10.2 Video Resources

  • Talks on AI agent security and tool sandboxing.
  • Conference presentations on MCP architecture and adoption.
  • Workshops on JSON Schema design for API contracts.

10.3 Tools & Documentation

  • Ajv documentation (JSON Schema validator for TypeScript/JavaScript).
  • Open Policy Agent (OPA) documentation for declarative policy engines.
  • OpenTelemetry documentation for structured tracing.
  • MCP reference implementations on GitHub.
  • P01 (Prompt Contract Harness): Contract discipline applied to routing outputs.
  • P03 (Prompt Injection Red-Team Lab): Tests injection resistance in tool-calling prompts.
  • P05 (Few-Shot Example Curator): Example selection for intent classification training.
  • P13 (Tool Permission Firewall): Fine-grained capability-based tool access control.
  • P18 (Capstone): Integrates the router into the full production platform.

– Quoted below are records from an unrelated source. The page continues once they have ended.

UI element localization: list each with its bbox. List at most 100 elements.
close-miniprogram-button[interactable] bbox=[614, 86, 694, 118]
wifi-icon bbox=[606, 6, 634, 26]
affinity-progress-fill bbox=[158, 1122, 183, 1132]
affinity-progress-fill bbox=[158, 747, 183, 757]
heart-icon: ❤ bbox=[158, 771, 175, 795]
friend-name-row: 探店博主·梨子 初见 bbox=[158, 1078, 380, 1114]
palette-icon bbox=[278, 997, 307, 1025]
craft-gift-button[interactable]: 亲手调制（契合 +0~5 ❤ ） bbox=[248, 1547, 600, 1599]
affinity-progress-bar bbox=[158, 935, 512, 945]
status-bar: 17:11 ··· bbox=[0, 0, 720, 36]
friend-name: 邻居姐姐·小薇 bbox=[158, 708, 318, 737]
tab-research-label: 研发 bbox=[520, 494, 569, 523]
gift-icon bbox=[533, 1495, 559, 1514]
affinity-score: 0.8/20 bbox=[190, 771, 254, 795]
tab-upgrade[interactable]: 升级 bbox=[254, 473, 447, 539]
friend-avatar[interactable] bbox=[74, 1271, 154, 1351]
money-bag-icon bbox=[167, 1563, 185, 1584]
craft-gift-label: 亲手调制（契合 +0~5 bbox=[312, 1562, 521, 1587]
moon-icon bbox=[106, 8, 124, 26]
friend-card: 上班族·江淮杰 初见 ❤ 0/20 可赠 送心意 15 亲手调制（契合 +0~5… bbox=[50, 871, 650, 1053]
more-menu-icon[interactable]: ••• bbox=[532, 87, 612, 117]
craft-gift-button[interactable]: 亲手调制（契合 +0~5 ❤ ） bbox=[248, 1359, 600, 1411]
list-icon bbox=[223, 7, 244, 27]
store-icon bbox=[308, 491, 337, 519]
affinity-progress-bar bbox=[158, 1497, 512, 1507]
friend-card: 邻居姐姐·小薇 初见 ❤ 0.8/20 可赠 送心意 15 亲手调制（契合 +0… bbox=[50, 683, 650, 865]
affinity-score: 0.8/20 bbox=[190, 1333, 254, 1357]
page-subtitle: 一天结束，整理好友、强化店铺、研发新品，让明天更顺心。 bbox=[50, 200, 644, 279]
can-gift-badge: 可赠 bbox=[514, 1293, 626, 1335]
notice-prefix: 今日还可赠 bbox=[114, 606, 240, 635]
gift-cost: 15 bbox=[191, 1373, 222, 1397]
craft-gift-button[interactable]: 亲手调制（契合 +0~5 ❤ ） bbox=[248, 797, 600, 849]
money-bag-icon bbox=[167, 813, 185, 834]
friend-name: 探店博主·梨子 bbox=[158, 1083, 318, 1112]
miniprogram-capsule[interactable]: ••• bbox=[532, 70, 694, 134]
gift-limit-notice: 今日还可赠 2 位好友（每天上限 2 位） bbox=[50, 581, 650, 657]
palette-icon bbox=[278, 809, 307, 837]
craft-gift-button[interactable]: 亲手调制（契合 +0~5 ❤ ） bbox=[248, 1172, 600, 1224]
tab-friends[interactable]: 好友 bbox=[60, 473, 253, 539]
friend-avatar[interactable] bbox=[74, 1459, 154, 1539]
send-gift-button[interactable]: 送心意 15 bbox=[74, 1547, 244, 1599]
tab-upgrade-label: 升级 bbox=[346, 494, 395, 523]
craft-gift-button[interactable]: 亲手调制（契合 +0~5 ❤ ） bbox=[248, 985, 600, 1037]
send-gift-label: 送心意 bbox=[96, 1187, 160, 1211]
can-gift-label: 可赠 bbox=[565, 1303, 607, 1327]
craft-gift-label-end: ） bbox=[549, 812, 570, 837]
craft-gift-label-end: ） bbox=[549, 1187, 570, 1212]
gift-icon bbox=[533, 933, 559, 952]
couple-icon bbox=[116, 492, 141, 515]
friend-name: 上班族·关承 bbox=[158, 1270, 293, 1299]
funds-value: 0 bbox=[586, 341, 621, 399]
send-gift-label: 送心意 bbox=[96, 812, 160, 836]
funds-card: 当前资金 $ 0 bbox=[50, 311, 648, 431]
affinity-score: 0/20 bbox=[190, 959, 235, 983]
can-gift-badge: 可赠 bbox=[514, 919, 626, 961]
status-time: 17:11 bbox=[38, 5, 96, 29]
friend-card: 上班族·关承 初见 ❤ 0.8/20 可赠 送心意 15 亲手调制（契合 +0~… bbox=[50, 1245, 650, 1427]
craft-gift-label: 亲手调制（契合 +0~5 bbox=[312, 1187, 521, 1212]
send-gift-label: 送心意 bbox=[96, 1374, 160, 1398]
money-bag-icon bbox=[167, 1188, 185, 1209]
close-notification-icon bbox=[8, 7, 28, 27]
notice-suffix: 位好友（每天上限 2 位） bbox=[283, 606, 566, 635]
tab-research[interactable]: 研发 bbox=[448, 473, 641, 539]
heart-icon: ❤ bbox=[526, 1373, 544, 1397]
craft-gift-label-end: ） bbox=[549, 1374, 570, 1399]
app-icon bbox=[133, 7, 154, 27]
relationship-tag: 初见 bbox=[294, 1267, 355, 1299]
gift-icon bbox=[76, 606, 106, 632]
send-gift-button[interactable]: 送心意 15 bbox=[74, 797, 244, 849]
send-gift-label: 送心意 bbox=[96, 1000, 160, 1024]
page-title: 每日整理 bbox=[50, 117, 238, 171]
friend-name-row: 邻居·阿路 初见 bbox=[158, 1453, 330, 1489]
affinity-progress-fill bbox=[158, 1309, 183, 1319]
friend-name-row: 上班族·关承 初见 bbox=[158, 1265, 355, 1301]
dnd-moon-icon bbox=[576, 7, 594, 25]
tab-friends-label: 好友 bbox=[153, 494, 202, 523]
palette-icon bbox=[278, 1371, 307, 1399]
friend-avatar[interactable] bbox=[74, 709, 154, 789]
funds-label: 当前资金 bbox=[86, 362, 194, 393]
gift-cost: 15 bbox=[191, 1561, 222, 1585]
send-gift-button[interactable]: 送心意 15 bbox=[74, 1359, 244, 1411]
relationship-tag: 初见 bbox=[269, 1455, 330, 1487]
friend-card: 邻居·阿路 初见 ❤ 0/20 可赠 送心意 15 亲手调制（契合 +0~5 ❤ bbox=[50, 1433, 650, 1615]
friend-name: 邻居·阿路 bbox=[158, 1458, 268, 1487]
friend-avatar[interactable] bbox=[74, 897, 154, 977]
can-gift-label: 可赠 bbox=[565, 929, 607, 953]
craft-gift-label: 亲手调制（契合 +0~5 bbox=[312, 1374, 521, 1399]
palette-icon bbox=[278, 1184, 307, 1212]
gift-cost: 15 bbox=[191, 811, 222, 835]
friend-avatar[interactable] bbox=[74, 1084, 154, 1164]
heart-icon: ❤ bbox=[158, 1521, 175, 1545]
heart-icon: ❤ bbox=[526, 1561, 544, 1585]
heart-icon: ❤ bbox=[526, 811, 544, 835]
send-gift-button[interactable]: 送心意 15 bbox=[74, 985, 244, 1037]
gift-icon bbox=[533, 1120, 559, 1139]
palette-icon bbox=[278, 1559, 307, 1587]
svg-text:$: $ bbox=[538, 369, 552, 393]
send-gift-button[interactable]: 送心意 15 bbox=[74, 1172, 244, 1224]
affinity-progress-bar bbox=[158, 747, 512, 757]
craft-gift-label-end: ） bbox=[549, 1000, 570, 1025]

11. Self-Assessment Checklist

11.1 Understanding

  • I can explain the tool-calling lifecycle across at least two LLM providers.
  • I can describe the four risk levels and give examples of tools at each level.
  • I can explain why fail-closed is the correct default for policy evaluation.
  • I can describe how MCP standardizes tool integration and where the router adds value.

11.2 Implementation

  • Golden-path and failure-path flows both produce complete trace entries.
  • Schema validation catches missing fields, wrong types, and extra properties.
  • Policy gate correctly applies risk-based rules for different user tiers.
  • Trace replay produces identical decisions for the same inputs.

11.3 Growth

  • I can explain the tradeoff between atomic and lenient parallel tool call handling.
  • I can design a policy migration strategy for adding new tools without breaking existing rules.
  • I can describe how this project integrates with P13 (Firewall) and P18 (Capstone).

12. Submission / Completion Criteria

Minimum Viable Completion:

  • Router accepts requests and returns structured decisions (TOOL_CALL, DENIED, ABSTAIN).
  • Schema validation catches invalid arguments and returns all errors.
  • Policy gate enforces at least one deny rule based on risk level + user tier.
  • Every decision produces a trace entry.

Full Completion:

  • Tool registry has 5+ tools spanning all four risk levels.
  • Policy rules cover all risk/tier/environment combinations with fail-closed default.
  • Rate limiting triggers on burst requests.
  • Trace replay verifies decision consistency.
  • Automated tests cover golden path, error path, and security cases.

Excellence (Above & Beyond):

  • MCP client discovers tools from external servers.
  • Escalation workflow with human approval integration.
  • Parallel tool call support with configurable atomic/lenient modes.
  • Integration with P13 (Firewall) for capability-based security.